Chantage en vue sur la licence Tigo
Facture des appels téléphoniques : Environ 25 milliards par an
17 milliards par an pour les logements conventionnés

La mission du Fmi a permis de mettre à jour les mesures du désastre qui affecte les finances de l’Etat. A ce jour, faute de pouvoir justifier les dépenses effectuées depuis un certain temps, les membres du gouvernement se font tout petits devant les fonctionnaires du Fmi, et devant les représentants des bailleurs de fonds, qui demandent des mesures fortes, afin d’apporter leur concours. Pour s’y soustraire, l’Etat ne néglige aucun recours, même ceux qui s’apparenteraient à du chantage financier.

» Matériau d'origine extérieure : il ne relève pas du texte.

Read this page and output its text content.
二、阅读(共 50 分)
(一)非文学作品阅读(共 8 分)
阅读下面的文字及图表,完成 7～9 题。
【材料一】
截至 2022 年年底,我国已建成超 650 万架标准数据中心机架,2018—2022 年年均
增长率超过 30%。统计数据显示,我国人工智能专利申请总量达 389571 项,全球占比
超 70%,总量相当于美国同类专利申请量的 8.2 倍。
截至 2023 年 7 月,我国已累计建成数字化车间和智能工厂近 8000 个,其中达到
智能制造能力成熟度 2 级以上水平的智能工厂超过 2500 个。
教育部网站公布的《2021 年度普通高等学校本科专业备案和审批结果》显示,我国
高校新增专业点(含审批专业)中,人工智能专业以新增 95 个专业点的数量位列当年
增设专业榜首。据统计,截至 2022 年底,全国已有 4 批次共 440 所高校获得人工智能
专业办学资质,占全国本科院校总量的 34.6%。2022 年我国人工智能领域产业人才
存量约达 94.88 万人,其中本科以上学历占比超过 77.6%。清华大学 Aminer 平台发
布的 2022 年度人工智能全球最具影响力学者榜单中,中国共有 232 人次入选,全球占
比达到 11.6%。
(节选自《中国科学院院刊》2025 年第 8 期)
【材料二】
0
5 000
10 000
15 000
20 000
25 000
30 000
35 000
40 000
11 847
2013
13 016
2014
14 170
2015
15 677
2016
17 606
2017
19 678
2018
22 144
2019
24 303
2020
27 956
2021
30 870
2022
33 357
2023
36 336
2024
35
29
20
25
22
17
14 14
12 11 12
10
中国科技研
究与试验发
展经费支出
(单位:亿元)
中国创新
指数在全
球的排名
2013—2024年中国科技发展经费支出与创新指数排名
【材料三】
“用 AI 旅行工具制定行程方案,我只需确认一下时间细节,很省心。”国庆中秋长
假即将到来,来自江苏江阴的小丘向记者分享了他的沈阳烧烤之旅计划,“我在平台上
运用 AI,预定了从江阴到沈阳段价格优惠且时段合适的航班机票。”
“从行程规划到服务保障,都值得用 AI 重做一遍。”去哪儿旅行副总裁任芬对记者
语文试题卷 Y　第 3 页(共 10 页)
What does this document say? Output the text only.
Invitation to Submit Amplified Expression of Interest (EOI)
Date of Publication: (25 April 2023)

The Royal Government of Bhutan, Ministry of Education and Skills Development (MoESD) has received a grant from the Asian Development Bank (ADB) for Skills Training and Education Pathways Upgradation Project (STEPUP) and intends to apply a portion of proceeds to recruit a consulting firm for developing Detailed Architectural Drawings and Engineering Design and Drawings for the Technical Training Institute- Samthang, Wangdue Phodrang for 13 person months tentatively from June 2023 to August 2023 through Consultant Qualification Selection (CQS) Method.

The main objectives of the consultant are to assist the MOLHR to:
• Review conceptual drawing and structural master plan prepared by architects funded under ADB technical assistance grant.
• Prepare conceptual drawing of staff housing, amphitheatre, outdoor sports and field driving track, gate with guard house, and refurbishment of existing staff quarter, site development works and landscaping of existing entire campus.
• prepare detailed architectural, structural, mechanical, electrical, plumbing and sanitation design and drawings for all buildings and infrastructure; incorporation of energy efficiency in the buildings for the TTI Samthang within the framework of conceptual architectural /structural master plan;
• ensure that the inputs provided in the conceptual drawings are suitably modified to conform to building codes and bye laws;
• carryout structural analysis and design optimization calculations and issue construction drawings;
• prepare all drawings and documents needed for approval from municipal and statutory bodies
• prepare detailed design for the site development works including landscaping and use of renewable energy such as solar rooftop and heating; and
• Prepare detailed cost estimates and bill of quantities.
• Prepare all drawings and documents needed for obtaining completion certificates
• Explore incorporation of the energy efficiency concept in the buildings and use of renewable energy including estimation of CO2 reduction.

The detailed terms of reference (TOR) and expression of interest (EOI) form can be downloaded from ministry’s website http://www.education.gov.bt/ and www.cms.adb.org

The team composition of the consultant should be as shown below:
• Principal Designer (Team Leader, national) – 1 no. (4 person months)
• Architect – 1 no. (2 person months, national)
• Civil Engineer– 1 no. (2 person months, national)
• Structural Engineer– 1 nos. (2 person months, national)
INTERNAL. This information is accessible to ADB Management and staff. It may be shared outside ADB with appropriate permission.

La mission du Fonds monétaire international (Fmi), actuellement à Dakar, met les autorités dans une position des plus inconfortables. Le nouveau ministre délégué, chargé du Budget, particulièrement, M. Mamadou Abdoulaye Dia, se sent particulièrement à l’étroit dans son bureau, par les temps qui courent. Il est obligé, face aux envoyés de Washington, de défendre une gestion budgétaire dont il n’a hérité qu’il y a quelques jours à peine, avant l’arrivée des visiteurs venus d’Amérique. Or, cette gestion nébuleuse s’avère indéfendable. Cela est si vrai que, depuis près d’une semaine qu’ils sont à Dakar, les membres de la mission du Fonds n’ont pas, jusqu’à hier, pu avoir de séance de travail avec le ministre du Budget et son personnel.
«Le ministère ne trouve aucun justificatif à leur présenter pour une très grande partie des dépenses, et c’est une situation très difficile», avouait en privé, hier, un fonctionnaire du ministère de l’Economie et des Finances. Très déprimé, le cadre indique qu’au sein de son département ministériel, règne depuis quelque temps déjà, et de manière palpable, la morosité et l’inquiétude du personnel, face au marasme économique ambiant, et surtout, face aux solutions durables pour sortir de la crise. Car les causes du trou du Trésor public sont bien profondes, et les bailleurs de fonds demandent plus que des mesures cosmétiques pour régler le problème.

Train de vie effréné
«On a tous peur. Ça va exploser !», confient en privé des hauts fonctionnaires du ministère de l’Economie et des Finances, qui ne cachent pas que, maintenant, les services tournent au ralenti. «Tout le monde attend. Car c’est sûr qu’il va se passer quelque chose ; les choses ne peuvent pas continuer comme cela», continuent ces membres de l’administration.
Leur inquiétude provient de l’ampleur des dégâts. Ainsi, les opérations de contrôle au sein de l’administration, ont révélé que rien que la facture de téléphone annuelle de l’Etat varie entre 10 et 12 milliards de francs Cfa, rien que pour les téléphones portables. «Si l’on ajoute les coûts des appels sur téléphone fixe, on comprend que le gouvernement ne profite pas de ses dividendes des actions de la Sonatel», commente un membre du ministère de l’Economie et des Finances. Qui explique que, pour la plupart de temps, l’Etat est obligé de faire de la compensation avec lesdites dividendes, pour couvrir ses dépenses en téléphone.
Autres frais aberrants que l’Etat a de la peine à justifier, les 17 milliards de francs Cfa annuels déboursés pour payer le loyer des logements conventionnés. «Or, nombreux sont les logements occupés par des ministres et des membres du gouvernement, en fonction ou démis, et qui n’y ont pas droit», soupire ce fonctionnaire désabusé.
Tous ces frais posent problème parce qu’ils montrent que les engagements de l’Etat de réduire ses frais de fonctionnement, n’ont pas porté les fruits attendus. Les montants cités plus haut ne concernent pas, par exemple, les frais de voyage de la haute administration, y compris du président de la République et de son proche entourage, qui n’utilisent plus l’avion de commandement, la «Pointe de Sangomar», lui préférant des appareils de location… Or, tout cela se fait alors que l’Etat ne parvient toujours pas à payer les dettes dues aux entreprises privées, dont le Fmi a, depuis longtemps, fait une des conditions essentielles de la poursuite de sa coopération avec le Sénégal.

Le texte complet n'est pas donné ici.